The DDT is in a solid, powder form in the old burial trenches and is present in surface ground water near the trenches in the form of suspended solids -- DDT does not dissolve in water.

No drinking water anywhere on Oatland Island -- which comes from much deeper aquifers -- has been contaminated.

Removing the soil should remove the contaminated ground water as well, Mr. Miles said. If later tests show there are still DDT solids in the water, the remaining contaminated water will be pumped out and disposed of.

Tests for radiation found only levels at or below those normally found in the environment.

Part of the cleanup will include temporarily moving the old homestead cabin that is the center of Oatland's annual Cane Grinding Festival. The cabin will be moved back in place when the cleanup is done. Any trees that have to be removed will be replaced, Mr.

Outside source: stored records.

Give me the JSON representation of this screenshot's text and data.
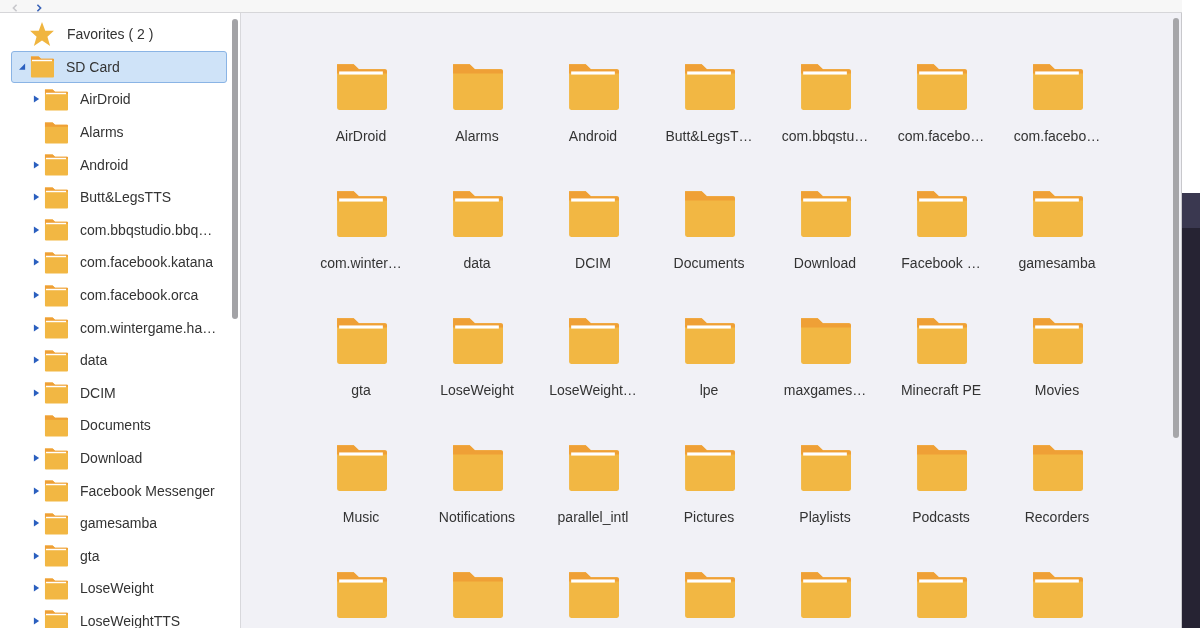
{
  "sidebar": {
    "favorites": {
      "label": "Favorites ( 2 )"
    },
    "tree": [
      {
        "label": "SD Card",
        "selected": true,
        "expanded": true,
        "children": [
          {
            "label": "AirDroid",
            "expandable": true
          },
          {
            "label": "Alarms",
            "expandable": false
          },
          {
            "label": "Android",
            "expandable": true
          },
          {
            "label": "Butt&LegsTTS",
            "expandable": true
          },
          {
            "label": "com.bbqstudio.bbq…",
            "expandable": true
          },
          {
            "label": "com.facebook.katana",
            "expandable": true
          },
          {
            "label": "com.facebook.orca",
            "expandable": true
          },
          {
            "label": "com.wintergame.ha…",
            "expandable": true
          },
          {
            "label": "data",
            "expandable": true
          },
          {
            "label": "DCIM",
            "expandable": true
          },
          {
            "label": "Documents",
            "expandable": false
          },
          {
            "label": "Download",
            "expandable": true
          },
          {
            "label": "Facebook Messenger",
            "expandable": true
          },
          {
            "label": "gamesamba",
            "expandable": true
          },
          {
            "label": "gta",
            "expandable": true
          },
          {
            "label": "LoseWeight",
            "expandable": true
          },
          {
            "label": "LoseWeightTTS",
            "expandable": true
          }
        ]
      }
    ]
  },
  "folders": [
    {
      "name": "AirDroid",
      "has_content": true
    },
    {
      "name": "Alarms",
      "has_content": false
    },
    {
      "name": "Android",
      "has_content": true
    },
    {
      "name": "Butt&LegsT…",
      "has_content": true
    },
    {
      "name": "com.bbqstu…",
      "has_content": true
    },
    {
      "name": "com.facebo…",
      "has_content": true
    },
    {
      "name": "com.facebo…",
      "has_content": true
    },
    {
      "name": "com.winter…",
      "has_content": true
    },
    {
      "name": "data",
      "has_content": true
    },
    {
      "name": "DCIM",
      "has_content": true
    },
    {
      "name": "Documents",
      "has_content": false
    },
    {
      "name": "Download",
      "has_content": true
    },
    {
      "name": "Facebook …",
      "has_content": true
    },
    {
      "name": "gamesamba",
      "has_content": true
    },
    {
      "name": "gta",
      "has_content": true
    },
    {
      "name": "LoseWeight",
      "has_content": true
    },
    {
      "name": "LoseWeight…",
      "has_content": true
    },
    {
      "name": "lpe",
      "has_content": true
    },
    {
      "name": "maxgames…",
      "has_content": false
    },
    {
      "name": "Minecraft PE",
      "has_content": true
    },
    {
      "name": "Movies",
      "has_content": true
    },
    {
      "name": "Music",
      "has_content": true
    },
    {
      "name": "Notifications",
      "has_content": false
    },
    {
      "name": "parallel_intl",
      "has_content": true
    },
    {
      "name": "Pictures",
      "has_content": true
    },
    {
      "name": "Playlists",
      "has_content": true
    },
    {
      "name": "Podcasts",
      "has_content": false
    },
    {
      "name": "Recorders",
      "has_content": false
    }
  ],
  "cut_off_folders": [
    {
      "has_content": true
    },
    {
      "has_content": false
    },
    {
      "has_content": true
    },
    {
      "has_content": true
    },
    {
      "has_content": true
    },
    {
      "has_content": true
    },
    {
      "has_content": true
    }
  ]
}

Richmond said.

The cleanup areas -- the larger one at the homestead site and the smaller one between the bison pens and the marsh -- will be fenced off while the work is done.

The general public will be allowed back to Oatland when most of the truck and heavy equipment traffic is complete, Mr. Wardlaw said.

Harris Lentini, director of Oatland, said the center's programming never stopped during the closing. Instead, the Oatland staff took the program to area classrooms and gave instruction elsewhere -- at docks and beside creeks.

During the closing, new aviaries have been built and other improvements made to the animal pens, trails and grounds.